ANTIOCH, CA -- The League of United Latin American Citizens of California has announced its endorsement of Proposition 19, the California initiative to control and tax marijuana on November 2nd's ballot.
"The current prohibition laws are not working for Latinos, nor for society as a whole," said Argentina Dávila-Luévano, California LULAC State Director. "Far too many of our brothers and sisters are getting caught in the cross-fire of gang wars here in California and the cartel wars south of our border. It's time to end prohibition, put violent, organized criminals out of business and bring marijuana under the control of the law."
LULAC board member Angel Luévano added, "In these tough economic times we must find ways to provide new jobs for our people and prosperity in our communities. Supporting Prop. 19 will put more Latinos to work and generate cash for our state's budget. It's our neighborhoods and our families that suffer the most from widespread and ever-increasing unemployment and budget cutbacks for schools and public safety programs."
Latino youth are disproportionately impacted by marijuana prohibition. They are arrested and jailed at a higher rate than white youth, even though marijuana use is roughly consistent across ethnic and racial lines.
The support from LULAC is just the latest in a string of recent high-profile endorsements.
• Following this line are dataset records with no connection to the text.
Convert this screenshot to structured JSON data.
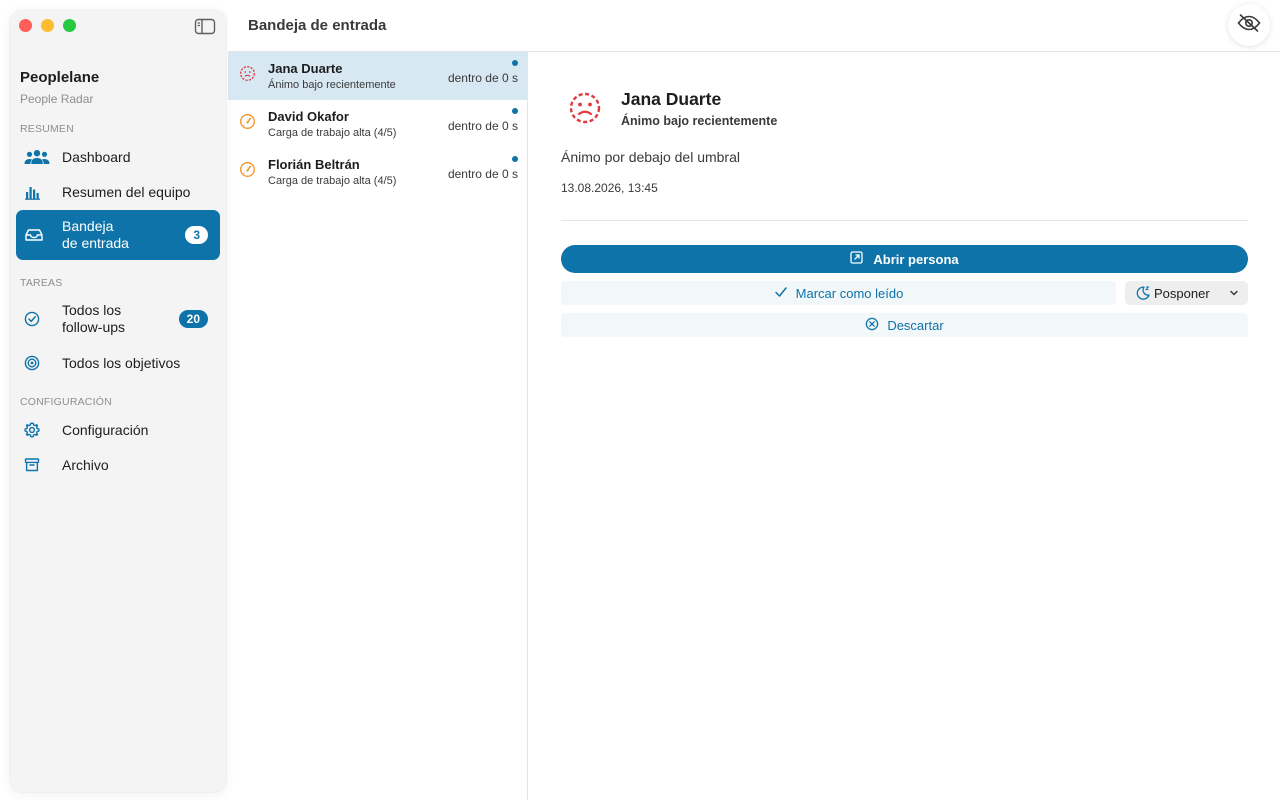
{
  "sidebar": {
    "app_name": "Peoplelane",
    "app_subtitle": "People Radar",
    "sections": {
      "resumen": "RESUMEN",
      "tareas": "TAREAS",
      "configuracion": "CONFIGURACIÓN"
    },
    "items": [
      {
        "label": "Dashboard",
        "icon": "people-icon"
      },
      {
        "label": "Resumen del equipo",
        "icon": "bar-chart-icon"
      },
      {
        "label": "Bandeja\nde entrada",
        "icon": "tray-icon",
        "badge": "3",
        "active": true
      },
      {
        "label": "Todos los\nfollow-ups",
        "icon": "checkmark-circle-icon",
        "badge": "20"
      },
      {
        "label": "Todos los objetivos",
        "icon": "target-icon"
      },
      {
        "label": "Configuración",
        "icon": "gear-icon"
      },
      {
        "label": "Archivo",
        "icon": "archive-box-icon"
      }
    ]
  },
  "header": {
    "title": "Bandeja de entrada",
    "eye_icon": "eye-slash-icon"
  },
  "inbox": {
    "rows": [
      {
        "name": "Jana Duarte",
        "subtitle": "Ánimo bajo recientemente",
        "time": "dentro de 0 s",
        "icon": "mood-face-icon",
        "icon_color": "#e0393e",
        "selected": true
      },
      {
        "name": "David Okafor",
        "subtitle": "Carga de trabajo alta (4/5)",
        "time": "dentro de 0 s",
        "icon": "gauge-icon",
        "icon_color": "#f0932b",
        "selected": false
      },
      {
        "name": "Florián Beltrán",
        "subtitle": "Carga de trabajo alta (4/5)",
        "time": "dentro de 0 s",
        "icon": "gauge-icon",
        "icon_color": "#f0932b",
        "selected": false
      }
    ]
  },
  "detail": {
    "name": "Jana Duarte",
    "subtitle": "Ánimo bajo recientemente",
    "message": "Ánimo por debajo del umbral",
    "date": "13.08.2026, 13:45",
    "open_person": "Abrir persona",
    "mark_read": "Marcar como leído",
    "postpone": "Posponer",
    "dismiss": "Descartar"
  },
  "colors": {
    "accent": "#0e73a8",
    "mood_red": "#e0393e",
    "workload_orange": "#f0932b"
  }
}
So far, Prop. 19 has received endorsements from groups like the National Black Police Association, the California NAACP, the California Council of Churches IMPACT, the Latino Voters League and SEIU of California, as well as many individual law enforcers, doctors, Latino community leaders, faith leaders, labor organizers, leaders, elected officials, political parties and more.
A Public Policy Institute of California poll released last week found that Prop. 19 is supported by 63 percent of Latino likely voters and by 52 percent of all likely voters.
Similar to current alcohol and tobacco laws, Prop. 19 will give state and local governments the ability to control and tax the sale of small amounts of cannabis to adults age 21 and older. As the California Legislative Analyst’s Office (LAO), which provides non-partisan fiscal and policy advice, confirms, Prop. 19 includes significant safeguards and controls: It maintains strict criminal penalties for driving under the influence of marijuana, increases the penalty for providing marijuana to a minor, expressly prohibits the consumption of marijuana in public, forbids smoking marijuana while minors are present and bans possession on school grounds.
California’s tax collector, the Board of Equalization (BOE), which currently collects alcohol and tobacco taxes, estimates that marijuana taxes could generate $1.4 billion in revenue each year, available to fund law enforcement, healthcare and other critical needs.
The California Legislative Analyst’s Office (LAO) also says Prop. 19 would enable California to put our police priorities where they belong, in that it “could result in savings to the state and local governments by reducing the number of marijuana offenders incarcerated in state prisons and county jails, as well as the number placed under county probation or state parole supervision. These savings could reach several tens of millions of dollars annually. The county jail savings would be offset to the extent that jail beds no longer needed for marijuana offenders were used for other criminals who are now being released early because of a lack of jail space."